Rory champion photography

EXPLORING WILDLIFE, LANDSCAPES AND NATURAL HISTORY THROUGH PHOTOGRAPHY

How to photograph hares

Hares are difficult to photograph whether you're  an amateur or professional photographer as they are most active during the night/dawn/dusk, are skittish beyond belief and are exceptionally fast runners. However there are certain steps to take when photographing hares which will help get you some good shots. You can read more about my attempts at photographing hares here or read on below for a brief summary of my findings. This is, of course, based on personal opinion and experience and all I can really advise for certain is to know your subject, have patience and be still and quiet. The rest you should figure out yourself - it's a great deal of fun.

What photos of hares do you want?

To start with, decide what types of photos of hares you are after, as this will help you home in getting what you want. For example, it is easier to get photos of hares at a distance in their wider environment than it is to get closeup portraits. Most people want the closeup portrait photographs of hares, and this does require good skills in tracking, observation, and patience.
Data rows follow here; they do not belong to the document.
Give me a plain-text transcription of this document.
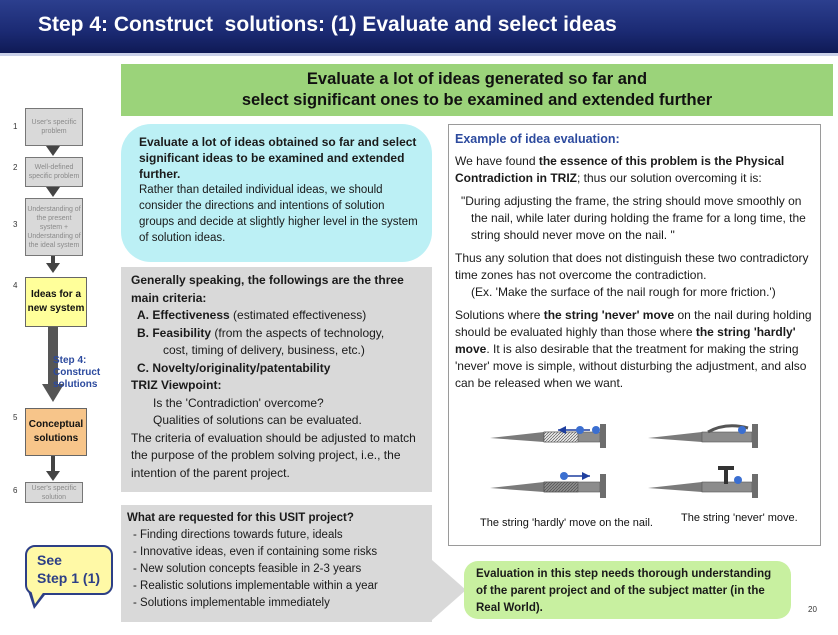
Step 4: Construct  solutions: (1) Evaluate and select ideas
Evaluate a lot of ideas generated so far and
select significant ones to be examined and extended further
1	User's specific problem
2	Well-defined specific problem
3
Understanding of the present system + Understanding of the ideal system
4
Ideas for a new system
Step 4: Construct solutions
5
Conceptual solutions
6	User's specific solution
See
Step 1 (1)
Evaluate a lot of ideas obtained so far and select significant ideas to be examined and extended further.
Rather than detailed individual ideas, we should consider the directions and intentions of solution groups and decide at slightly higher level in the system of solution ideas.
Generally speaking, the followings are the three main criteria:
A. Effectiveness (estimated effectiveness)
B. Feasibility (from the aspects of technology,
cost, timing of delivery, business, etc.)
C. Novelty/originality/patentability
TRIZ Viewpoint:
Is the 'Contradiction' overcome?
Qualities of solutions can be evaluated.
The criteria of evaluation should be adjusted to match the purpose of the problem solving project, i.e., the intention of the parent project.
What are requested for this USIT project?
- Finding directions towards future, ideals
- Innovative ideas, even if containing some risks
- New solution concepts feasible in 2-3 years
- Realistic solutions implementable within a year
- Solutions implementable immediately
Example of idea evaluation:

We have found the essence of this problem is the Physical Contradiction in TRIZ; thus our solution overcoming it is:

"During adjusting the frame, the string should move smoothly on the nail, while later during holding the frame for a long time, the string should never move on the nail. "

Thus any solution that does not distinguish these two contradictory time zones has not overcome the contradiction.

(Ex. 'Make the surface of the nail rough for more friction.')

Solutions where the string 'never' move on the nail during holding should be evaluated highly than those where the string 'hardly' move. It is also desirable that the treatment for making the string 'never' move is simple, without disturbing the adjustment, and also can be released when we want.

The string 'hardly' move on the nail.	The string 'never' move.
Evaluation in this step needs thorough understanding of the parent project and of the subject matter (in the Real World).	20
Also, whilst you don't necessarily need a professional camera and lenses, your equipment's capabilities in dealing with low light and fast-moving subjects will significantly dictate the quality of your photos. That said, photos of hares close up can be quite dull. There is potential to produce interesting work from greater distances and with more composed frames. You only have to look at the award-winning 'Hare in a Landscape' to illustrate how well landscape/hare juxtapositions work.
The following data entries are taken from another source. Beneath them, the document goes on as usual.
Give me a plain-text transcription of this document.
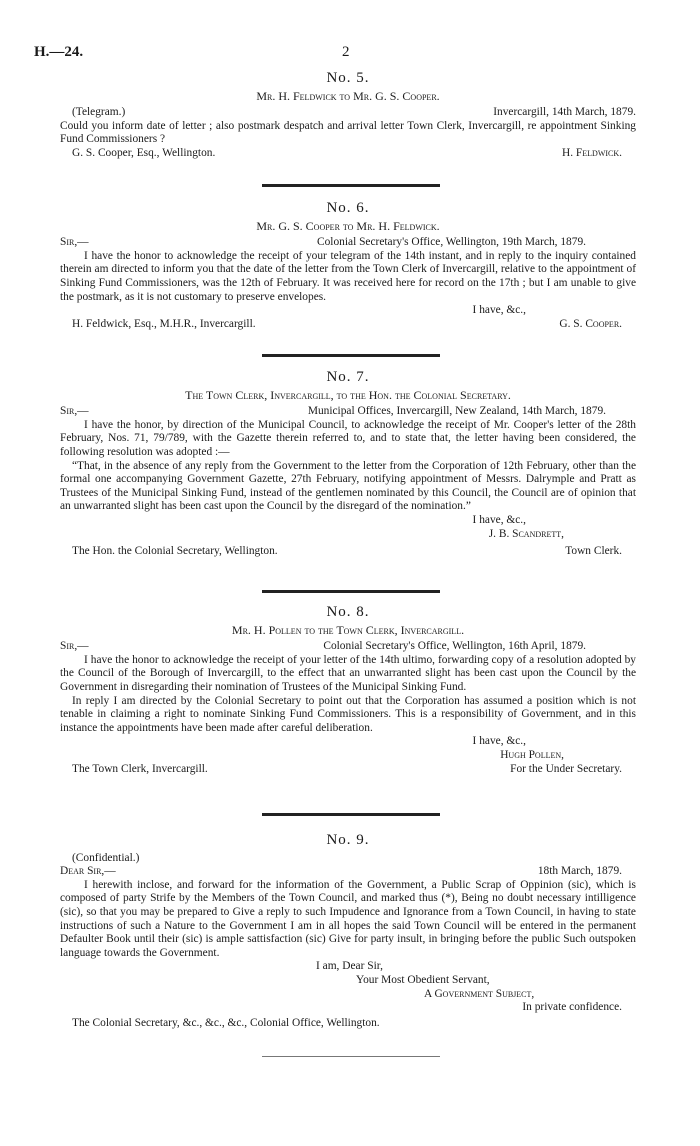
H.—24.	2
No. 5.
Mr. H. Feldwick to Mr. G. S. Cooper.
(Telegram.)	Invercargill, 14th March, 1879.
Could you inform date of letter ; also postmark despatch and arrival letter Town Clerk, Invercargill, re appointment Sinking Fund Commissioners ?
G. S. Cooper, Esq., Wellington.	H. Feldwick.
No. 6.
Mr. G. S. Cooper to Mr. H. Feldwick.
Sir,—	Colonial Secretary's Office, Wellington, 19th March, 1879.
I have the honor to acknowledge the receipt of your telegram of the 14th instant, and in reply to the inquiry contained therein am directed to inform you that the date of the letter from the Town Clerk of Invercargill, relative to the appointment of Sinking Fund Commissioners, was the 12th of February. It was received here for record on the 17th ; but I am unable to give the postmark, as it is not customary to preserve envelopes.
I have, &c.,
H. Feldwick, Esq., M.H.R., Invercargill.	G. S. Cooper.
No. 7.
The Town Clerk, Invercargill, to the Hon. the Colonial Secretary.
Sir,—	Municipal Offices, Invercargill, New Zealand, 14th March, 1879.
I have the honor, by direction of the Municipal Council, to acknowledge the receipt of Mr. Cooper's letter of the 28th February, Nos. 71, 79/789, with the Gazette therein referred to, and to state that, the letter having been considered, the following resolution was adopted :—
“That, in the absence of any reply from the Government to the letter from the Corporation of 12th February, other than the formal one accompanying Government Gazette, 27th February, notifying appointment of Messrs. Dalrymple and Pratt as Trustees of the Municipal Sinking Fund, instead of the gentlemen nominated by this Council, the Council are of opinion that an unwarranted slight has been cast upon the Council by the disregard of the nomination.”
I have, &c.,
J. B. Scandrett,
The Hon. the Colonial Secretary, Wellington.	Town Clerk.
No. 8.
Mr. H. Pollen to the Town Clerk, Invercargill.
Sir,—	Colonial Secretary's Office, Wellington, 16th April, 1879.
I have the honor to acknowledge the receipt of your letter of the 14th ultimo, forwarding copy of a resolution adopted by the Council of the Borough of Invercargill, to the effect that an unwarranted slight has been cast upon the Council by the Government in disregarding their nomination of Trustees of the Municipal Sinking Fund.
In reply I am directed by the Colonial Secretary to point out that the Corporation has assumed a position which is not tenable in claiming a right to nominate Sinking Fund Commissioners. This is a responsibility of Government, and in this instance the appointments have been made after careful deliberation.
I have, &c.,
Hugh Pollen,
The Town Clerk, Invercargill.	For the Under Secretary.
No. 9.
(Confidential.)
Dear Sir,—	18th March, 1879.
I herewith inclose, and forward for the information of the Government, a Public Scrap of Oppinion (sic), which is composed of party Strife by the Members of the Town Council, and marked thus (*), Being no doubt necessary intilligence (sic), so that you may be prepared to Give a reply to such Impudence and Ignorance from a Town Council, in having to state instructions of such a Nature to the Government I am in all hopes the said Town Council will be entered in the permanent Defaulter Book until their (sic) is ample sattisfaction (sic) Give for party insult, in bringing before the public Such outspoken language towards the Government.
I am, Dear Sir,
Your Most Obedient Servant,
A Government Subject,
In private confidence.
The Colonial Secretary, &c., &c., &c., Colonial Office, Wellington.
What quality will you be happy with?

Also, decide what level of quality you will be happy with. For example, with all of my photos I am not really satisfied unless the photos I take require little of no editing, especially cropping i.e. I want the original frame size to be the final image I use, and I keep in my mind parameters that I would need to stick to if I were entering images into a competition e.g. minimum print dimensions, colour corrections etc. Cropping to zoom in on the subject also removes detail and, if you're using amateur-level lenses, you will also lose sharpness.

Equipment needed

It would be great to have the very best lenses available, but if you're an amateur and on a budget then this is out of the question. What's more is that you will learn much less about wildlife, photography and wildlife-photography unless you can understand what it takes to become undetectable by your subject. However, there is no getting round the fact that you will need a telephoto lens to get the best chance of photographing hares with reasonable detail. I can only speak as a 'nikonian', and the following equipment I recommend:
  • Body: DSLR - full frame is better for lower light, but a cropped sensor DSLR will give you a bit more reach with your zoom lens. The caveat is that if low-light prevails, then I'll switch back to a full-frame body.
  • Lens: Nikon 70-300mm VR f4-5.6. This is a great lens if you don't have thousands to spend. The VR (vibration reduction) means camera shake is reduced to a minimum.If you have unlimited funds, the 300mm f2.8 VRII is ideal, as you could add in a teleconverter and still be able to deal with moderate light conditions. And whilst you're in the process of hammering your credit card, you may as well add in the Nikon 600mm F4 for 7k.
  • Teleconverter: Consider a teleconverter like the Kenco Teleplus MC7 DGX 2X, as it will extend the reach of your zoom lens by double. Teleconverters with the above lens work best when there is good light (sunny), otherwise the autofocus does not work properly and you will waste time waiting for it to focus. In lower light, you will need to focus manually. If the light is so low that your shutter speed needs to go below 1/80sec don't bother using the teleconverter, as you're images will turn out blurry.
  • Tripod: If you're staying put in one place then this is worth using, however don't bother with a tripod if you're walking around.
  • Camouflage clothing: Once you've found a location which holds a population of hares, you need to blend in with your surroundings. Ensure you are dressed in camouflage clothing. More on this in the tactics section below.

Location

Hares are to be found in arable farmland in Norfolk and Suffolk, such as Buckenham Marshes or RSPB Havergate. If you have seen the odd hare about near you, spend some time early morning and late afternoon with some binoculars looking out over farmers' fields nearby. Also, ask local people like farmers or dog walkers whether they have seen any about. Hares are creatures of routine. If you see a hare in daylight, it will likely regularly return to that area.

Tactics

The main problem in photographing hares is that they are very shy and timid, and will often be already running off in the other direction even before you have even spotted them. The trick is to identify an area where you know hares regularly use. Then pick a spot at the fringe of a field which has some tree or foliage cover. Sitting very still and quietly behind small camouflage blind (which you can easily build with a few camouflage materials and wood from ebay) or photography hide will obscure your movements and you will hopefully go unnoticed by hares walking into the area. If you don't have a hide, try and sit behind some foliage. Get into position just before dawn, so that the effects of any interruption you have caused will have subsided by the time the sun has risen and you are ready to take photos.

Hare photography composition

Many people just focus on closeup portrait shots, which are great, but could have easily been faked. As well as portrait shots, consider showing hares in their wider environment. Boxing hares is perhaps the holy grail of hare photography, and for this you will need a fast shutter speed of at least 500/s, which means you will also need plenty of light.